The smallest unit of CPU cache is the cache line, the cache line size varies depending on the architecture, the most common ones are 64Byte and 32Byte, the CPU cache accesses data from within the cache line unit, each time taking the entire cache line where the data needs to be read, even if the adjacent data is not used will also be cached in the CPU cache.

 

For example, double is 8 bytes in C++ and our cache line is 64 bytes, when we read one of the elements of the double array from memory, the CPU will read the eight elements around that element into the cache line.

Cache Consistency

In the case of single-core CPUs, the above method works fine and ensures that the data cached in the CPU cache is always "clean" because no other CPU will change the data in memory, but in the case of multi-core CPUs, the situation becomes a bit more complicated. In multi-CPU, each CPU has its own private cache (possibly shared L3 cache), and when one CPU1 operates on the cached data in the Cache, if CPU2 has changed the data before, the data in CPU1 is no longer "clean", i.e., it should be invalid. Cache coherency is to ensure that the cache is consistent across multiple CPUs.

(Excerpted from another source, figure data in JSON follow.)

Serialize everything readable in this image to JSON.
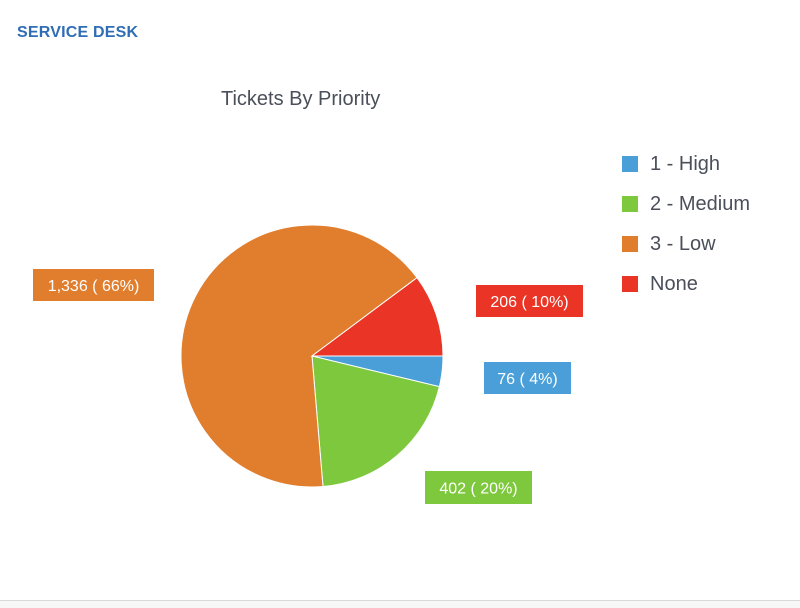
{
  "header": {
    "title": "SERVICE DESK"
  },
  "chart_data": {
    "type": "pie",
    "title": "Tickets By Priority",
    "legend_position": "right",
    "series": [
      {
        "name": "1 - High",
        "value": 76,
        "label": "76 ( 4%)",
        "color": "#4a9fd8"
      },
      {
        "name": "2 - Medium",
        "value": 402,
        "label": "402 ( 20%)",
        "color": "#7dc83c"
      },
      {
        "name": "3 - Low",
        "value": 1336,
        "label": "1,336 ( 66%)",
        "color": "#e07e2e"
      },
      {
        "name": "None",
        "value": 206,
        "label": "206 ( 10%)",
        "color": "#ea3425"
      }
    ]
  }
}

The MESI protocol is used in Linux systems to handle cache coherency, by which is meant the four states of the CPU cache.

  • M (Modified): the local processor has modified the cache line, i.e., it is a dirty line, its contents are not the same as those in memory, and there is only one local copy of this cache (proprietary).
  • E (Exclusive): the contents of the cache line are the same as in memory and the line is not available to any other processor.
  • S (Shared): the contents of the cache line are the same as in memory, and it is possible that a copy of the cache line exists in other processors.
  • I (Invalid): The cache line is invalid, and cannot be used.

 

Each CPU cache line transitions between four states to determine whether the CPU cache is invalidated. For example, if CPU1 performs a write operation on a cache line, this operation will cause the cache line of other CPUs to enter the Invalid state, and the CPU will need to re-read the cache line from memory when it needs to use it. This solves the problem of cache coherency among multiple CPUs.